ALL POLITICS is local? Not necessarily. Germany’s chancellor Angela Merkel was busy on Monday recalling Tip O’Neill’s maxim, but hardly convincingly. The trouncing Social Democrats gave her party in Hamburg on Sunday, halving its support to below 22 per cent, was scarcely just a local story. Hamburg had a strong European/Irish dimension to it, while Merkel’s European strategy has a distinctly domestic rationale.
The next electoral hurdle, one of six more Länder polls this year, will be the southwest’s Baden-Württemberg, just days after EU leaders meet on March 24th to agree a new euro-bailout package. That will extend the life of the bailout fund, to the disquiet of German conservatives. But Dr Merkel also hopes it will endorse her competitiveness pact – a bid to refashion the euro economies, some would say, in the image of Germany.
The Frankfurter Allgemeine Zeitung, speaking for Germany’s conservative voters, warned ominously after autumn’s Franco-German launch of their competitiveness pact, of Europe being “on the way to the transfer union”. This conjured up images of German taxpayers endlessly funding the feckless – Ireland included – while the country relinquishes its sovereignty. Was it for this, the refrain goes, Germany gave up the D-mark? And Merkel’s problems on the right are compounded by a Eurosceptical lurch by her allies in the liberal FDP.
Whether the competitiveness pact actually addresses the euro’s problems is a matter of some contention. Wolfgang Münchau put it well in the Financial Times: “While the rest of us are debating how to solve Europe’s banking crisis and becoming exasperated by the lack of progress, Ms Merkel is solving a problem in a parallel universe”. That parallel universe is public opinion.
But Merkel needs a sweetener to balance her bailout fund concessions and the dent to German euroconfidence Axel Weber delivered in deciding not to contest the ECB top job. With many elements of the pact toxic to other partners, pressure on Ireland on corporate tax is stronger than ever, especially given our need to negotiate a reduction in the bailout interest.
Germany and France have indicated that they recognise the political impossibility of an Irish concession on the rate itself, but they are digging in on their – and the commission’s demand – for harmonisation of the corporate tax base (CCTB).
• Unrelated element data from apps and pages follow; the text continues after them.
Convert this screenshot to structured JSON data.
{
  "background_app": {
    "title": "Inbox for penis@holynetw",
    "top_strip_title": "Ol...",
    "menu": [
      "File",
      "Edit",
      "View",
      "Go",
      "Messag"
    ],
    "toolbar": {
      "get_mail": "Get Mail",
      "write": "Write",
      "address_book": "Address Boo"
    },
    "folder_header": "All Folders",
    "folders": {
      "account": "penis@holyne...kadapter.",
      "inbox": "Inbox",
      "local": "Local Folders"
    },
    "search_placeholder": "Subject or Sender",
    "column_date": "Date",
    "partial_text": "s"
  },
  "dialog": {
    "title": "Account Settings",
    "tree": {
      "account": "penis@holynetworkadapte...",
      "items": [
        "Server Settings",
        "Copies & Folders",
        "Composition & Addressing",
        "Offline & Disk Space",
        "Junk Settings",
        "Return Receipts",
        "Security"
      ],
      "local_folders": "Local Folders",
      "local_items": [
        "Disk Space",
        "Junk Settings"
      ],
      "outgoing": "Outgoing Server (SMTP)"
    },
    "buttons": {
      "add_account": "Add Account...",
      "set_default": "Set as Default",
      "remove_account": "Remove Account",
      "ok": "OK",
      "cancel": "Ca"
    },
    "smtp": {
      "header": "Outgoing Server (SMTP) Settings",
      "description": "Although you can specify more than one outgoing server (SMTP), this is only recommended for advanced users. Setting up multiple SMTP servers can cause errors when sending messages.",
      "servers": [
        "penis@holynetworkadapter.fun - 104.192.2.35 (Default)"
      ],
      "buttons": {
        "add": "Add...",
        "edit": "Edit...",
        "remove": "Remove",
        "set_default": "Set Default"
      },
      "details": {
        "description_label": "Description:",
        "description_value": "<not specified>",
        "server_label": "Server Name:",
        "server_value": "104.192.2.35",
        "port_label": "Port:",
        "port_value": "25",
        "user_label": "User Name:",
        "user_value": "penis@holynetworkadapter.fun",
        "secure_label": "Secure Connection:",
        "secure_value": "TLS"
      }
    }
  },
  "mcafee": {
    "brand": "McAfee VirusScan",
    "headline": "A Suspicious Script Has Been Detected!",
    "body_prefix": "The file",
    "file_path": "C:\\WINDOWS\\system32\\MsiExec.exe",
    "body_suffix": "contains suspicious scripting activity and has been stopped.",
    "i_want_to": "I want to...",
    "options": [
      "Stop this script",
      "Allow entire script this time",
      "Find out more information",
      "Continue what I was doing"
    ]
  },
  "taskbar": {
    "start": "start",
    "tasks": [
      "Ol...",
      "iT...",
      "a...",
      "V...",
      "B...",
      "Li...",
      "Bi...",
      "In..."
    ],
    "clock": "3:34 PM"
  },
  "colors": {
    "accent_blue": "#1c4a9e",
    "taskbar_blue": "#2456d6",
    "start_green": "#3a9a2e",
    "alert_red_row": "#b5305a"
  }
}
For Dublin this is just as dangerous a ground. A common formula on tax definitions and allowances, and crucially, on levying tax where profit is really made is likely to pose serious revenue implications for the State and is likely to prove a disincentive to multinationals headquartering in Ireland.
Diplomatic sources suggest that in the last two weeks potential Irish allies on the issue – Estonia, Malta and Slovakia – have all come under substantial pressure and may now be ready to drop their opposition to the CCTB. Ireland will have few, if any, allies and there is a growing conviction in both Brussels and Berlin that the matter is almost a done deal. The incoming taoiseach will face a no-win choice at his first summit.